Senator
- In office 23 April 1975 – 27 October 1977
- In office 22 July 1954 – 1 June 1973
- Constituency: Agricultural Panel

Personal details
- Born: 1 March 1907 Farranfore, County Kerry, Ireland
- Died: 20 September 1998 (aged 91) Melbourne, Australia
- Party: Fine Gael
- Spouse: Barbara Prendergast
- Children: 7

= Micheál Prendergast =

Irish farmer, businessman and politician (c.1921–1998)

Micheál Anthony Prendergast (c.1921 – 25 March 1998) was an Irish farmer and trader, businessman and company director, and Fine Gael politician.

He was born in Farranfore, County Kerry and was raised in Kilcock, County Kildare. He married Barbara from Australia in 1959, and they had one son and six daughters.

He was a member of the Irish Live Stock Exporters' and Traders' Association and was its chairman in 1961 and 1969. He was a member of the national executive of the Irish Livestock Trade and was its chairman in 1970. He was a member of the Dublin Port and Docks Board. He spent many years in the livestock export business. He was a council member of the Agricultural Institute, now known as Teagasc, from 1960 to 1963.

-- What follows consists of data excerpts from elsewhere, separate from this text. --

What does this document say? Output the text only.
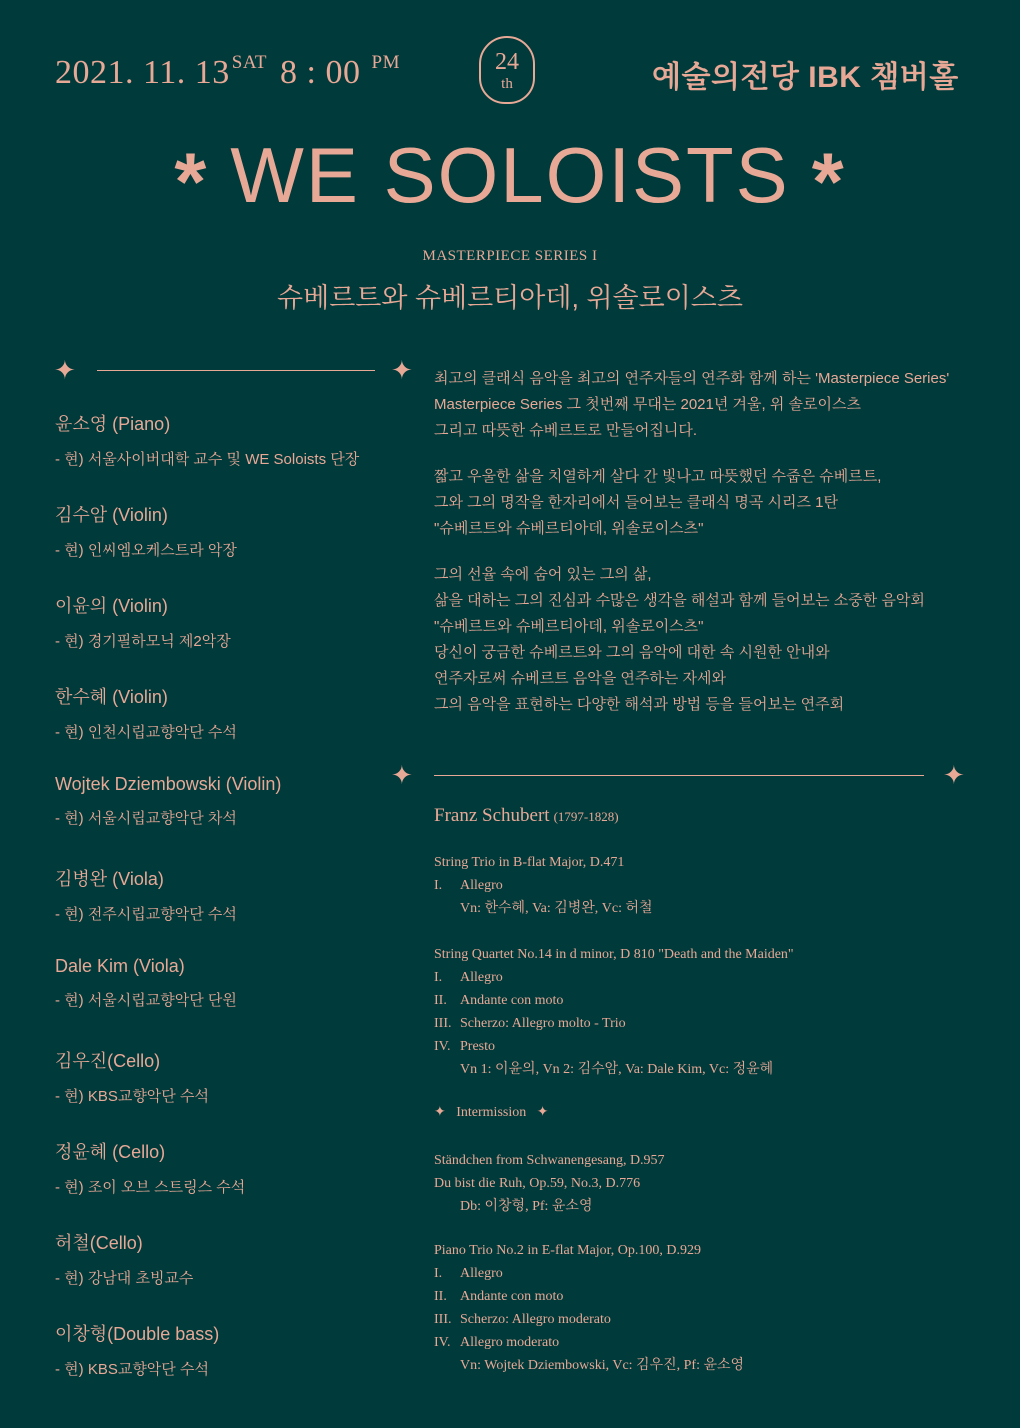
2021. 11. 13 $^{SAT}$ 8 : 00 $^{PM}$	24
th	예술의전당 IBK 챔버홀
* WE SOLOISTS *
MASTERPIECE SERIES I
슈베르트와 슈베르티아데, 위솔로이스츠
✦	✦
윤소영 (Piano)
- 현) 서울사이버대학 교수 및 WE Soloists 단장
김수암 (Violin)
- 현) 인씨엠오케스트라 악장
이윤의 (Violin)
- 현) 경기필하모닉 제2악장
한수혜 (Violin)
- 현) 인천시립교향악단 수석
Wojtek Dziembowski (Violin)
- 현) 서울시립교향악단 차석
김병완 (Viola)
- 현) 전주시립교향악단 수석
Dale Kim (Viola)
- 현) 서울시립교향악단 단원
김우진(Cello)
- 현) KBS교향악단 수석
정윤혜 (Cello)
- 현) 조이 오브 스트링스 수석
허철(Cello)
- 현) 강남대 초빙교수
이창형(Double bass)
- 현) KBS교향악단 수석
최고의 클래식 음악을 최고의 연주자들의 연주화 함께 하는 'Masterpiece Series'
Masterpiece Series 그 첫번째 무대는 2021년 겨울, 위 솔로이스츠
그리고 따뜻한 슈베르트로 만들어집니다.
짧고 우울한 삶을 치열하게 살다 간 빛나고 따뜻했던 수줍은 슈베르트,
그와 그의 명작을 한자리에서 들어보는 클래식 명곡 시리즈 1탄
"슈베르트와 슈베르티아데, 위솔로이스츠"
그의 선율 속에 숨어 있는 그의 삶,
삶을 대하는 그의 진심과 수많은 생각을 해설과 함께 들어보는 소중한 음악회
"슈베르트와 슈베르티아데, 위솔로이스츠"
당신이 궁금한 슈베르트와 그의 음악에 대한 속 시원한 안내와
연주자로써 슈베르트 음악을 연주하는 자세와
그의 음악을 표현하는 다양한 해석과 방법 등을 들어보는 연주회
✦	✦
Franz Schubert (1797-1828)
String Trio in B-flat Major, D.471
I.	Allegro
Vn: 한수혜, Va: 김병완, Vc: 허철
String Quartet No.14 in d minor, D 810 "Death and the Maiden"
I.	Allegro
II. Andante con moto
III. Scherzo: Allegro molto - Trio
IV. Presto
Vn 1: 이윤의, Vn 2: 김수암, Va: Dale Kim, Vc: 정윤혜
✦ Intermission ✦
Ständchen from Schwanengesang, D.957
Du bist die Ruh, Op.59, No.3, D.776
Db: 이창형, Pf: 윤소영
Piano Trio No.2 in E-flat Major, Op.100, D.929
I.	Allegro
II. Andante con moto
III. Scherzo: Allegro moderato
IV. Allegro moderato
Vn: Wojtek Dziembowski, Vc: 김우진, Pf: 윤소영
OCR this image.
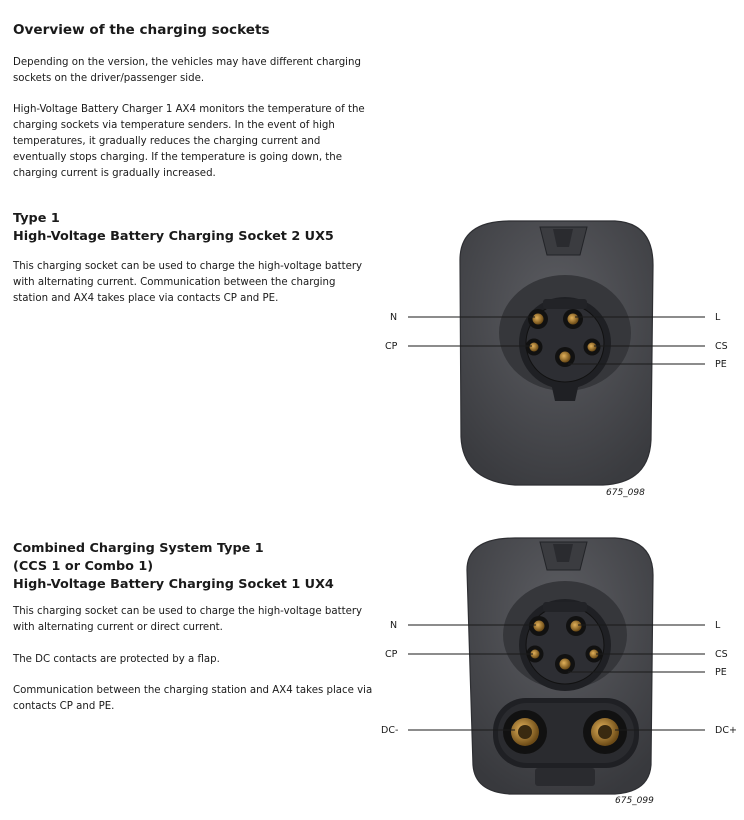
Overview of the charging sockets

Depending on the version, the vehicles may have different charging sockets on the driver/passenger side.

High-Voltage Battery Charger 1 AX4 monitors the temperature of the charging sockets via temperature senders. In the event of high temperatures, it gradually reduces the charging current and eventually stops charging. If the temperature is going down, the charging current is gradually increased.

Type 1
High-Voltage Battery Charging Socket 2 UX5

This charging socket can be used to charge the high-voltage battery with alternating current. Communication between the charging station and AX4 takes place via contacts CP and PE.

Combined Charging System Type 1
(CCS 1 or Combo 1)
High-Voltage Battery Charging Socket 1 UX4

This charging socket can be used to charge the high-voltage battery with alternating current or direct current.

The DC contacts are protected by a flap.

Communication between the charging station and AX4 takes place via contacts CP and PE.

N	L
CP	CS
PE
675_098
N	L
CP	CS
PE
DC-	DC+
675_099
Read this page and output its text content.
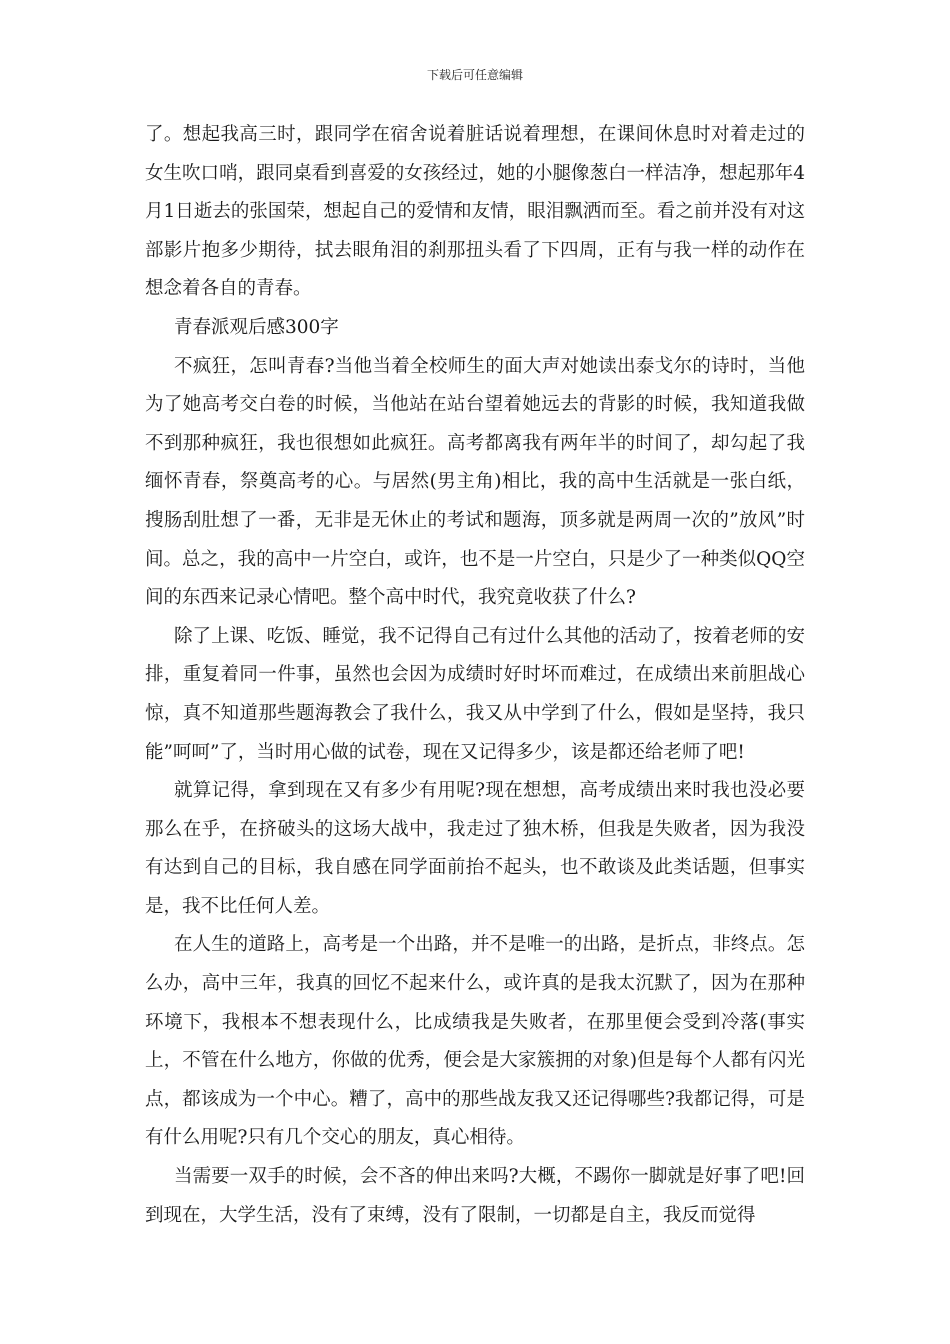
下载后可任意编辑

了。想起我高三时，跟同学在宿舍说着脏话说着理想，在课间休息时对着走过的女生吹口哨，跟同桌看到喜爱的女孩经过，她的小腿像葱白一样洁净，想起那年4月1日逝去的张国荣，想起自己的爱情和友情，眼泪飘洒而至。看之前并没有对这部影片抱多少期待，拭去眼角泪的刹那扭头看了下四周，正有与我一样的动作在想念着各自的青春。

青春派观后感300字

不疯狂，怎叫青春?当他当着全校师生的面大声对她读出泰戈尔的诗时，当他为了她高考交白卷的时候，当他站在站台望着她远去的背影的时候，我知道我做不到那种疯狂，我也很想如此疯狂。高考都离我有两年半的时间了，却勾起了我缅怀青春，祭奠高考的心。与居然(男主角)相比，我的高中生活就是一张白纸，搜肠刮肚想了一番，无非是无休止的考试和题海，顶多就是两周一次的”放风”时间。总之，我的高中一片空白，或许，也不是一片空白，只是少了一种类似QQ空间的东西来记录心情吧。整个高中时代，我究竟收获了什么?

除了上课、吃饭、睡觉，我不记得自己有过什么其他的活动了，按着老师的安排，重复着同一件事，虽然也会因为成绩时好时坏而难过，在成绩出来前胆战心惊，真不知道那些题海教会了我什么，我又从中学到了什么，假如是坚持，我只能”呵呵”了，当时用心做的试卷，现在又记得多少，该是都还给老师了吧!

就算记得，拿到现在又有多少有用呢?现在想想，高考成绩出来时我也没必要那么在乎，在挤破头的这场大战中，我走过了独木桥，但我是失败者，因为我没有达到自己的目标，我自感在同学面前抬不起头，也不敢谈及此类话题，但事实是，我不比任何人差。

在人生的道路上，高考是一个出路，并不是唯一的出路，是折点，非终点。怎么办，高中三年，我真的回忆不起来什么，或许真的是我太沉默了，因为在那种环境下，我根本不想表现什么，比成绩我是失败者，在那里便会受到冷落(事实上，不管在什么地方，你做的优秀，便会是大家簇拥的对象)但是每个人都有闪光点，都该成为一个中心。糟了，高中的那些战友我又还记得哪些?我都记得，可是有什么用呢?只有几个交心的朋友，真心相待。

当需要一双手的时候，会不吝的伸出来吗?大概，不踢你一脚就是好事了吧!回到现在，大学生活，没有了束缚，没有了限制，一切都是自主，我反而觉得
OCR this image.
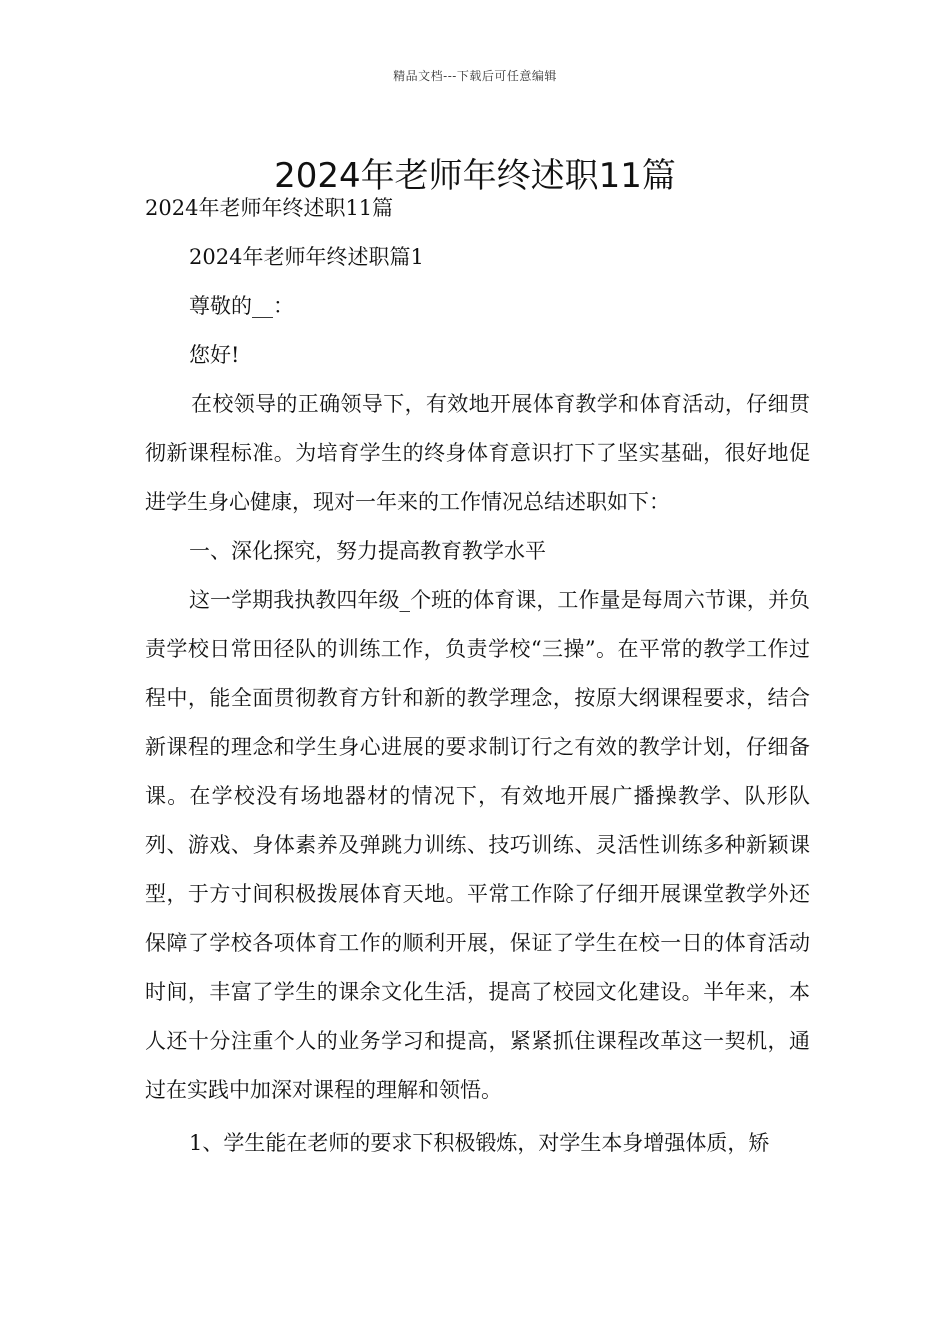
精品文档---下载后可任意编辑
2024年老师年终述职11篇

2024年老师年终述职11篇

2024年老师年终述职篇1

尊敬的__：

您好!

在校领导的正确领导下，有效地开展体育教学和体育活动，仔细贯彻新课程标准。为培育学生的终身体育意识打下了坚实基础，很好地促进学生身心健康，现对一年来的工作情况总结述职如下：

一、深化探究，努力提高教育教学水平

这一学期我执教四年级_个班的体育课，工作量是每周六节课，并负责学校日常田径队的训练工作，负责学校“三操”。在平常的教学工作过程中，能全面贯彻教育方针和新的教学理念，按原大纲课程要求，结合新课程的理念和学生身心进展的要求制订行之有效的教学计划，仔细备课。在学校没有场地器材的情况下，有效地开展广播操教学、队形队列、游戏、身体素养及弹跳力训练、技巧训练、灵活性训练多种新颖课型，于方寸间积极拨展体育天地。平常工作除了仔细开展课堂教学外还保障了学校各项体育工作的顺利开展，保证了学生在校一日的体育活动时间，丰富了学生的课余文化生活，提高了校园文化建设。半年来，本人还十分注重个人的业务学习和提高，紧紧抓住课程改革这一契机，通过在实践中加深对课程的理解和领悟。

1、学生能在老师的要求下积极锻炼，对学生本身增强体质，矫
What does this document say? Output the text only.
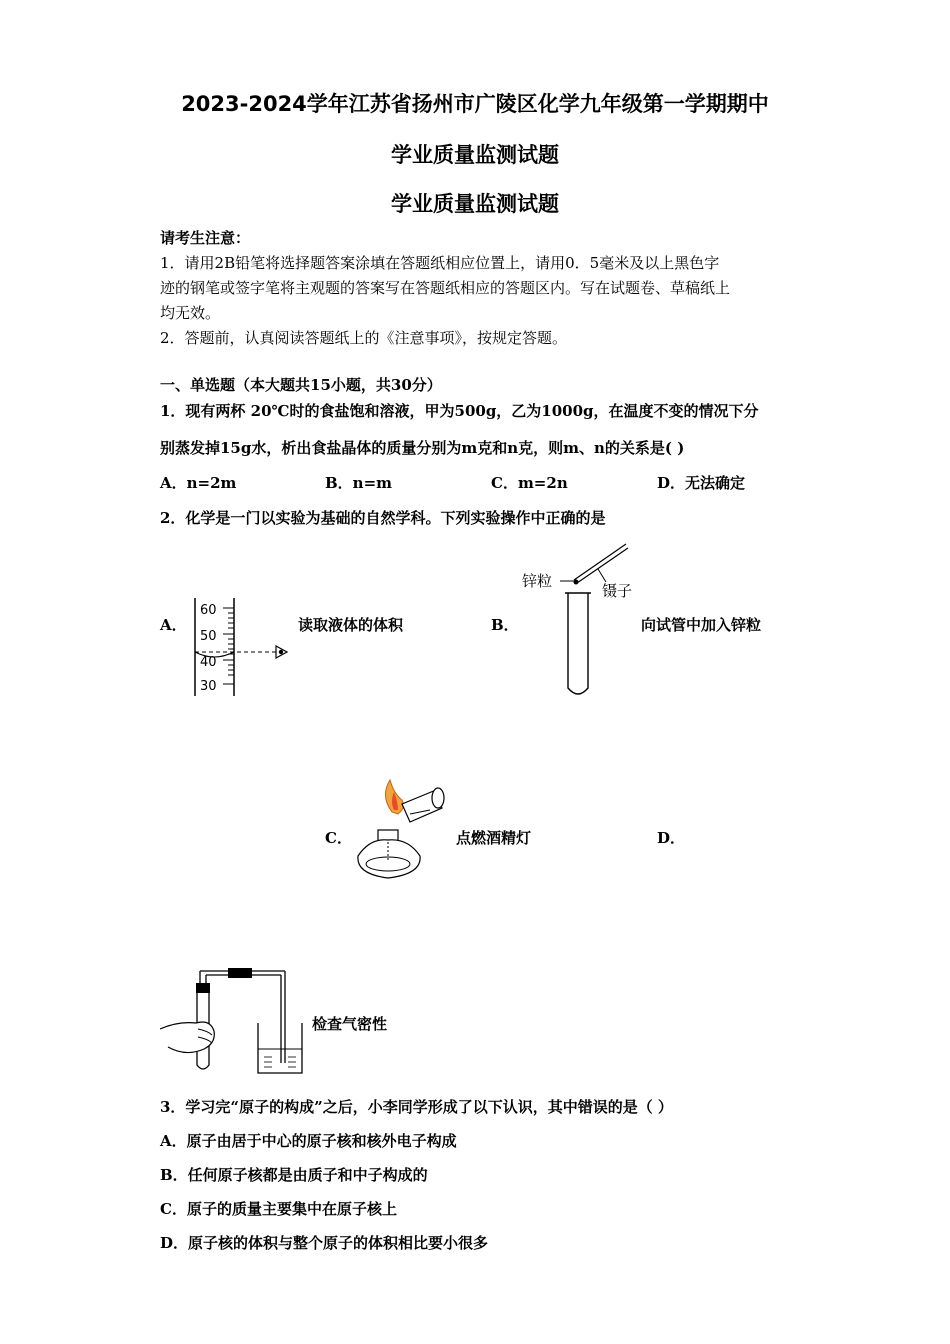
2023-2024学年江苏省扬州市广陵区化学九年级第一学期期中
学业质量监测试题
学业质量监测试题
请考生注意：
1．请用2B铅笔将选择题答案涂填在答题纸相应位置上，请用0．5毫米及以上黑色字
迹的钢笔或签字笔将主观题的答案写在答题纸相应的答题区内。写在试题卷、草稿纸上
均无效。
2．答题前，认真阅读答题纸上的《注意事项》，按规定答题。
一、单选题（本大题共15小题，共30分）
1．现有两杯 20℃时的食盐饱和溶液，甲为500g，乙为1000g，在温度不变的情况下分
别蒸发掉15g水，析出食盐晶体的质量分别为m克和n克，则m、n的关系是( )
A．n=2m	B．n=m	C．m=2n	D．无法确定
2．化学是一门以实验为基础的自然学科。下列实验操作中正确的是
A．
60
50
40
30
读取液体的体积	B．
锌粒
镊子
向试管中加入锌粒
C．	点燃酒精灯	D．
检查气密性
3．学习完“原子的构成”之后，小李同学形成了以下认识，其中错误的是（ ）
A．原子由居于中心的原子核和核外电子构成
B．任何原子核都是由质子和中子构成的
C．原子的质量主要集中在原子核上
D．原子核的体积与整个原子的体积相比要小很多
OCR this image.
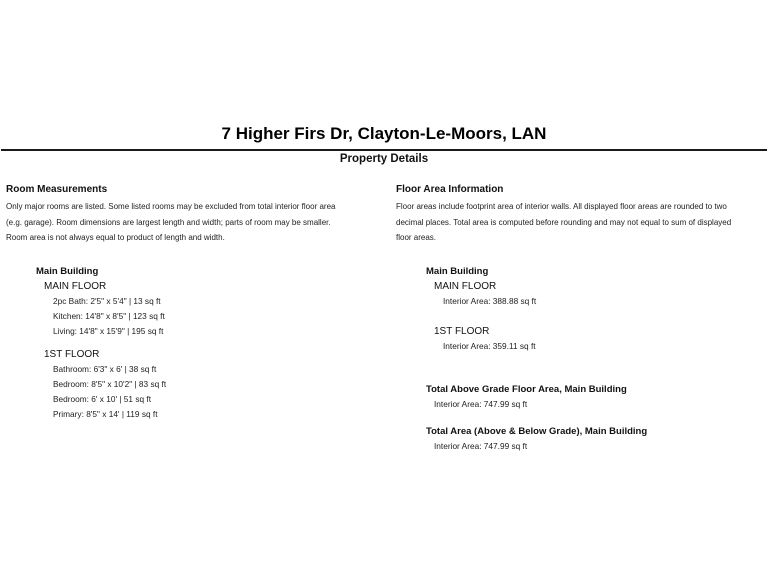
7 Higher Firs Dr, Clayton-Le-Moors, LAN
Property Details
Room Measurements

Only major rooms are listed. Some listed rooms may be excluded from total interior floor area

(e.g. garage). Room dimensions are largest length and width; parts of room may be smaller.

Room area is not always equal to product of length and width.

Main Building
MAIN FLOOR
2pc Bath: 2'5" x 5'4" | 13 sq ft
Kitchen: 14'8" x 8'5" | 123 sq ft
Living: 14'8" x 15'9" | 195 sq ft
1ST FLOOR
Bathroom: 6'3" x 6' | 38 sq ft
Bedroom: 8'5" x 10'2" | 83 sq ft
Bedroom: 6' x 10' | 51 sq ft
Primary: 8'5" x 14' | 119 sq ft
Floor Area Information

Floor areas include footprint area of interior walls. All displayed floor areas are rounded to two

decimal places. Total area is computed before rounding and may not equal to sum of displayed

floor areas.

Main Building
MAIN FLOOR
Interior Area: 388.88 sq ft
1ST FLOOR
Interior Area: 359.11 sq ft
Total Above Grade Floor Area, Main Building
Interior Area: 747.99 sq ft
Total Area (Above & Below Grade), Main Building
Interior Area: 747.99 sq ft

He was a member of Seanad Éireann from 1954 to 1973 and from 1975 to 1977. He was first elected to the Seanad in 1954 by the Agricultural Panel. He did not contest the 1973 election but was elected in a by-election on 23 April 1975 by the Administrative Panel, replacing Seán Brosnan who had been elected to Dáil Éireann. He lost his seat at the 1977 election.

He retired to Australia in 1986 and died in Melbourne in 1998.